主人公を加害者にしなかった。それが、この作品の覚悟ですわ。

鬼畜ものでありながら、主人公・小暮健太は一度も加害者になりませんの。連れ去り、凌辱、放火——その全てを、健太は鍵を探しながら傍観し、目撃し、救出する側に置かれていますわ。この構えに最初は手抜きを疑いましたけれど、最後まで付き合って考えが変わりました。加害は用務員・伊頭遺作にすべて背負わせ、遺作の被害妄想と私怨を序盤から一貫して積み上げる。閉じ込めの密室トリックは推理で論理的に解かれ、結末は焼死バッドにもループ示唆にも逃げない。ネタバレ込みで、遺作の動機と健太の傍観という二つの軸から、この作品の覚悟を語りたい。

スコア詳細

主人公の造形 8
加害側の動機 9
設定の整合性 9
結末の誠実さ 8
鬼畜描写の覚悟 7
凌辱と物語の接続 8

主人公を加害者にしない——傍観者という立ち位置の覚悟

鬼畜ものの主人公が、一度も人を犯さない。これは逃げのようで、逃げではございませんの。

主人公の小暮健太は、桜蘭学園の旧校舎に閉じ込められた高校生ですわ。楽天的で推理小説好きの少年が、鍵とアイテムを集めて施錠された各階を解き、脱出路を探していく。その間、用務員の伊頭遺作が仲間を一人ずつ連れ去って凌辱していくのですけれど、健太がその現場に手を下すことは一度もございませんの。凌辱の大半は、遺作が撮った8ミリビデオを健太が視聴覚室で再生して目撃する、という間接の形で提示されますわ。

普通、鬼畜ゲームは主人公の手を汚させて、プレイヤーに加害の快楽を肩代わりさせるものですわね。それをこの作品はしませんの。最初はそこに甘えを疑いましたわ。加害から逃げて、傍観者という安全地帯に主人公を置いたのではないか、と。けれど最後まで付き合って、考えを改めましたわ。健太の倫理は一貫しているのですわ。陵辱の証拠ビデオを「見なかった事にする」と抱え込み、生還エンドでは美由紀の制止を振り切ってまで「悪いけど、これだけは美由紀の言う通りにできない」とテープを焼却する。仲間の名誉を守るために証拠を消す。この一貫した倫理があるからこそ、健太は傍観者でいられるのですわ。加害者の物語ではなく、加害を見てしまった者の物語。その軸を最後までぶらさなかった点は、見事ですわ。

ただ、その代償もございますの。

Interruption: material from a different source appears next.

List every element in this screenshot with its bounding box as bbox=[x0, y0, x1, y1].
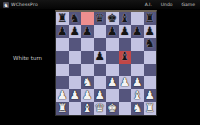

健太が能動的に物語を動かす局面は、推理と鍵探しに偏りますわ。物語を駆動する欲望と意志は、健太ではなく遺作の側に乗っている。主人公の造形を8点に留めたのは、傍観者という立場の宿命として、物語を引っ張る力がどうしても加害側に渡ってしまうからですの。

加害は遺作にすべて背負わせる——動機が序盤から一貫している

この作品の覚悟は、加害者・遺作の造形に最も濃く出ておりますわ。

鬼畜ものでわたくしが最初に見るのは、加害側がなぜ加害するのか、その動機が物語全体を通じて成立しているか、という一点ですの。遺作は、約20年前まで小学校教師でしたが問題を起こしてクビになり、いまは用務員として女子生徒に侮蔑されながら校舎を掃除している男ですわ。「いつも自分が被害者だ」という被害妄想と、見下されてきたことへの私怨と、性欲。この三つが、彼の加害の動機として序盤から一貫して敷かれておりますの。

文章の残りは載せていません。